[rez-uh-loo-shuh n] Philip Barnes ARCA Exhibition 29th Aug – 16th Sept
Exhibition 29th Aug – 16th Sept Tuesday – Saturday 9.30-4pm (Except Friday afternoon)
Preview night – Wednesday 30th August 6-9pm. All art lovers welcome.
Philip Barnes ARCA
I am a Yorkshireman, brought up in and around the mining villages of South Yorkshiren now living in North Devon. After studying a science degree, I subsequently joined British Coal and worked in the coal mining industry for 8 years. As the mines closed, I left and joined an engineering company as Operations Director. After 7 years and in my late 30’s, I decided to leave behind my science and engineering and went to study art.
After a Foundation course in Halifax and a Fine Art Degree in Leeds, I completed my MA in Fine Art at the Royal College of Art in 2002. I had exhibited conceptual works in group and solo shows in the UK and overseas but I became involved in many ventures outside art. When I returned to art in 2014, I began to paint again and this is now my dominant media. In this exhibition I will be showing around 25 paintings, some texts and some conceptual pieces which play with the multiple meanings of [rez-uh–loo-shuh n]. This show has developed from his 2015 show ‘An unconscious mind’.

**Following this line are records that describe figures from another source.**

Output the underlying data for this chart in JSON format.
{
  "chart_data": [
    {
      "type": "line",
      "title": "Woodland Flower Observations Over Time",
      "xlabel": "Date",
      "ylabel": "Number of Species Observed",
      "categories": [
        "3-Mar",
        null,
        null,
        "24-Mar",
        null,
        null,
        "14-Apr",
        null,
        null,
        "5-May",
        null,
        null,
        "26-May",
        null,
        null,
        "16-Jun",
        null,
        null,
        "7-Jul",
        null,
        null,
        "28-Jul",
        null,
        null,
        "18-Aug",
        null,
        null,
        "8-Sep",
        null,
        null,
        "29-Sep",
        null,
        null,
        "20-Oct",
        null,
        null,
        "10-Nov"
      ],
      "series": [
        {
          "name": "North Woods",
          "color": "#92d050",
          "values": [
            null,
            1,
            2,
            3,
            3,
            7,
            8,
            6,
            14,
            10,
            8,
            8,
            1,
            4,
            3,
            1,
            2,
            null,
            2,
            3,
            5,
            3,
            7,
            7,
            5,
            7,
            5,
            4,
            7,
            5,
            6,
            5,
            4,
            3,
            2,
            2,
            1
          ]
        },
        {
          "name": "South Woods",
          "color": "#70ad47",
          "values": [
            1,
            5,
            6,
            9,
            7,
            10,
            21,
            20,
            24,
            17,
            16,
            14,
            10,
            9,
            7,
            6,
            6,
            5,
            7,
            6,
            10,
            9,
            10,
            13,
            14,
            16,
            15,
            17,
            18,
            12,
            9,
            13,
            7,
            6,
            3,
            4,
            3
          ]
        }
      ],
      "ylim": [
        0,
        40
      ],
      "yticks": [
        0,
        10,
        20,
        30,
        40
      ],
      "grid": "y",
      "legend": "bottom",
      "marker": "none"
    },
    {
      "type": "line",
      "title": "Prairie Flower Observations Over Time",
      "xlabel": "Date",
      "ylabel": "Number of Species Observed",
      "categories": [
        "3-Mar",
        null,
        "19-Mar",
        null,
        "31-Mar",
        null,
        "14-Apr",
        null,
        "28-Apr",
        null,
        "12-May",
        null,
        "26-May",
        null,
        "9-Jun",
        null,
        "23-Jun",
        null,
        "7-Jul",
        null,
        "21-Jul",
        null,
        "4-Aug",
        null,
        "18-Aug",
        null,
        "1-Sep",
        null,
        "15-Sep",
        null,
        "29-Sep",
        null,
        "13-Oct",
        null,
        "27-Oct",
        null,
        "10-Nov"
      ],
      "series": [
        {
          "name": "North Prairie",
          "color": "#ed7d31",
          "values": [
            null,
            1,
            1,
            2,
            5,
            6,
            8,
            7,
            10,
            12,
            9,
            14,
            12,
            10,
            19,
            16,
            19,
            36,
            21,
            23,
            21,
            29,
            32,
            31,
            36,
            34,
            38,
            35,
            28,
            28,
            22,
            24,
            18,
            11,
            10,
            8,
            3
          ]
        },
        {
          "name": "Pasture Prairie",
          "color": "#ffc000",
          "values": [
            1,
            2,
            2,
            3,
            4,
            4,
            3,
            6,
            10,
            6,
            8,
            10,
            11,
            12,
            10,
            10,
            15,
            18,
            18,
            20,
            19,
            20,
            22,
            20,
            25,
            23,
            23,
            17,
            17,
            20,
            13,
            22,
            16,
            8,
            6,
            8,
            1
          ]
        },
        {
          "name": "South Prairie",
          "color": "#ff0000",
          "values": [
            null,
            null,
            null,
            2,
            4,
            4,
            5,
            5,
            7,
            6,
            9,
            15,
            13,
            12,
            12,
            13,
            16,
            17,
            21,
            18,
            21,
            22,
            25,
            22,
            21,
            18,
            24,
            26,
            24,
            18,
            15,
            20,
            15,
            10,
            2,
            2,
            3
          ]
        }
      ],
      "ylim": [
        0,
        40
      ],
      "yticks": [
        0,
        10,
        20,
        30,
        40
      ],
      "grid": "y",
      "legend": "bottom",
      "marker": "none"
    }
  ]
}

Freud divided the mind into the conscious mind (ego) and the unconscious mind (id & super ego). Freud describes how we experience this unconscious mind through: dreams, slips of the tongue (Freudian slips), jokes, intuition and enigmatic thoughts which burst upon us unbidden and uncontrollably. The unconscious can be immensely creative or powerfully destructive, a source of guidance as well as subversion, and it can be awe inspiring or very disturbing. Philip’s process has developed in response to his unconscious mind.
Philip does very little initial planning other than to choose a head or a figure as a start point. As Philip paints, he experiences enigmatic thoughts and Freudian slips occur, sometimes these might be in response to what he has read or seen or just the way he is feeling at the time. Through painting, he tries to make these visible to himself. Sometimes a resolution readily appears and in other cases it takes a long time before the story of the painting becomes clearer to him. Philip wants the viewer to bring their own unconscious mind to the work and for them to resolve the story as they see it. There is no one universal interpretation and Philip loves to hear what the viewer thinks.
The works shown are eclectic, vibrant and dynamic and can be enjoyed visually and mentally. Philip’s work plays with the idea of resolution [rez-uh–loo-shuh n], and what is being resolved.
Philip will be on hand each day to respond to viewers but only if invited to do so.